Since we're taking about privilege. Many moons ago at job interview, a legendary editor with a worthy journalist daughter who everyone celebrates, I was asked, "what do your parents do?" He was unimpressed with my answer. I was 23, I wanted to change the world. "Anyone in media?"
I said no. I was from a lower middle class family. First generation journalist. I got the job. But I learnt to notice who the imp people around my age or slightly older were. I was learning the ropes of midnight SI Press while ppl close to my age were on plum reporting beat
They spoke of midnight visitors - famous poets, theatre artists. We were learning to unwrite middle school English & unlearn "ki" as punctuation. They were "sharing a drink with dad." Homes with teak bookshelves. Reading was curated by intellectual upper class working parents.
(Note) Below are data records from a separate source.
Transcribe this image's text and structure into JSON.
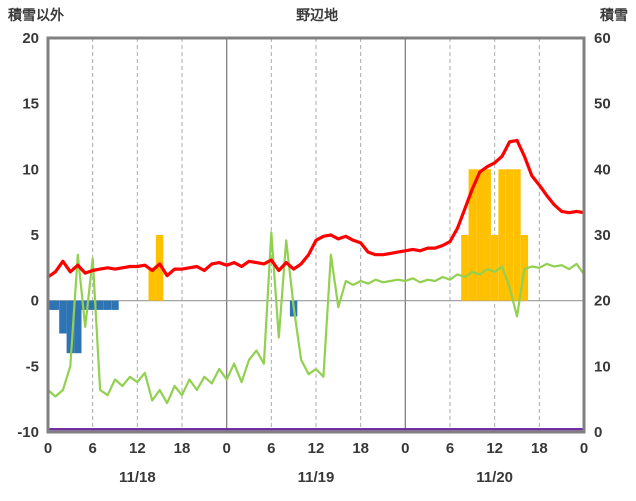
{
  "chart_data": {
    "type": "combo",
    "title": "野辺地",
    "left_axis": {
      "label": "積雪以外",
      "min": -10,
      "max": 20,
      "ticks": [
        20,
        15,
        10,
        5,
        0,
        -5,
        -10
      ]
    },
    "right_axis": {
      "label": "積雪",
      "min": 0,
      "max": 60,
      "ticks": [
        60,
        50,
        40,
        30,
        20,
        10,
        0
      ]
    },
    "x_axis": {
      "total_hours": 72,
      "tick_interval": 6,
      "tick_labels": [
        "0",
        "6",
        "12",
        "18",
        "0",
        "6",
        "12",
        "18",
        "0",
        "6",
        "12",
        "18",
        "0"
      ],
      "day_labels": [
        "11/18",
        "11/19",
        "11/20"
      ],
      "day_boundaries": [
        24,
        48
      ]
    },
    "grid": {
      "frame_color": "#808080",
      "dashed_color": "#ababab",
      "solid_color": "#808080",
      "zero_line_color": "#999999"
    },
    "series": [
      {
        "name": "blue-bars",
        "type": "bar",
        "axis": "left",
        "color": "#2e74b5",
        "bars": [
          {
            "hour": 0,
            "value": -0.7
          },
          {
            "hour": 1,
            "value": -0.7
          },
          {
            "hour": 2,
            "value": -2.5
          },
          {
            "hour": 3,
            "value": -4
          },
          {
            "hour": 4,
            "value": -4
          },
          {
            "hour": 5,
            "value": -0.7
          },
          {
            "hour": 6,
            "value": -0.7
          },
          {
            "hour": 7,
            "value": -0.7
          },
          {
            "hour": 8,
            "value": -0.7
          },
          {
            "hour": 9,
            "value": -0.7
          },
          {
            "hour": 33,
            "value": -1.2
          }
        ]
      },
      {
        "name": "orange-bars",
        "type": "bar",
        "axis": "left",
        "color": "#ffc000",
        "bars": [
          {
            "hour": 14,
            "value": 2.5
          },
          {
            "hour": 15,
            "value": 5
          },
          {
            "hour": 56,
            "value": 5
          },
          {
            "hour": 57,
            "value": 10
          },
          {
            "hour": 58,
            "value": 10
          },
          {
            "hour": 59,
            "value": 10
          },
          {
            "hour": 60,
            "value": 5
          },
          {
            "hour": 61,
            "value": 10
          },
          {
            "hour": 62,
            "value": 10
          },
          {
            "hour": 63,
            "value": 10
          },
          {
            "hour": 64,
            "value": 5
          }
        ]
      },
      {
        "name": "green-line",
        "type": "line",
        "axis": "left",
        "color": "#92d050",
        "stroke_width": 2.2,
        "values": [
          -6.8,
          -7.3,
          -6.8,
          -5.0,
          3.5,
          -2.0,
          3.2,
          -6.8,
          -7.2,
          -6.0,
          -6.5,
          -5.8,
          -6.2,
          -5.5,
          -7.6,
          -6.8,
          -7.8,
          -6.5,
          -7.2,
          -6.0,
          -6.8,
          -5.8,
          -6.3,
          -5.2,
          -6.0,
          -4.8,
          -6.2,
          -4.5,
          -3.8,
          -4.8,
          5.2,
          -2.8,
          4.6,
          -0.5,
          -4.5,
          -5.6,
          -5.2,
          -5.8,
          3.5,
          -0.5,
          1.5,
          1.2,
          1.5,
          1.3,
          1.6,
          1.4,
          1.5,
          1.6,
          1.5,
          1.7,
          1.4,
          1.6,
          1.5,
          1.8,
          1.6,
          2.0,
          1.8,
          2.2,
          2.0,
          2.4,
          2.2,
          2.6,
          1.0,
          -1.2,
          2.4,
          2.6,
          2.5,
          2.8,
          2.6,
          2.7,
          2.4,
          2.8,
          2.0
        ]
      },
      {
        "name": "red-line",
        "type": "line",
        "axis": "left",
        "color": "#ff0000",
        "stroke_width": 3.2,
        "values": [
          1.8,
          2.2,
          3.0,
          2.2,
          2.7,
          2.1,
          2.3,
          2.4,
          2.5,
          2.4,
          2.5,
          2.6,
          2.6,
          2.7,
          2.3,
          2.8,
          1.9,
          2.4,
          2.4,
          2.5,
          2.6,
          2.3,
          2.8,
          2.9,
          2.7,
          2.9,
          2.6,
          3.0,
          2.9,
          2.8,
          3.1,
          2.3,
          2.9,
          2.4,
          2.8,
          3.5,
          4.6,
          4.9,
          5.0,
          4.7,
          4.9,
          4.6,
          4.4,
          3.7,
          3.5,
          3.5,
          3.6,
          3.7,
          3.8,
          3.9,
          3.8,
          4.0,
          4.0,
          4.2,
          4.5,
          5.5,
          7.0,
          8.5,
          9.8,
          10.2,
          10.5,
          11.0,
          12.1,
          12.2,
          11.0,
          9.5,
          8.8,
          8.0,
          7.3,
          6.8,
          6.7,
          6.8,
          6.7
        ]
      },
      {
        "name": "purple-baseline",
        "type": "hline",
        "axis": "left",
        "color": "#7030a0",
        "stroke_width": 2.4,
        "value": -10
      }
    ]
  }
}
I realised that intellectual, social and class capital of second and third generations of journalists is something we'll never compete with. It refinement the rest of us will acquire over years of hard work and still many doors will be closed to us. Do something -
Google the names of all truly well known journalists today. Those you hear as household names. They are brilliant, I'm not denying it. But brilliance is also a combination of right opportunity + practice + privilege + experience capital of parents and their intimate social circle
Many of these journalists are doing phenomenal things bec they're actually good. But almost all of them are product of stunning privilege. The doors that opened for them as young reporters. When you can call a newspaper's managing editor "uncle" at work, where is the struggle?
May I end this by saying that if as middle-aged editors (personally witnessed twice, man + woman, many others did too) you have to scream at trembling interns over the phone, "how dare you not recognise my voice," & "do you know who you're speaking to?" your career is a waste.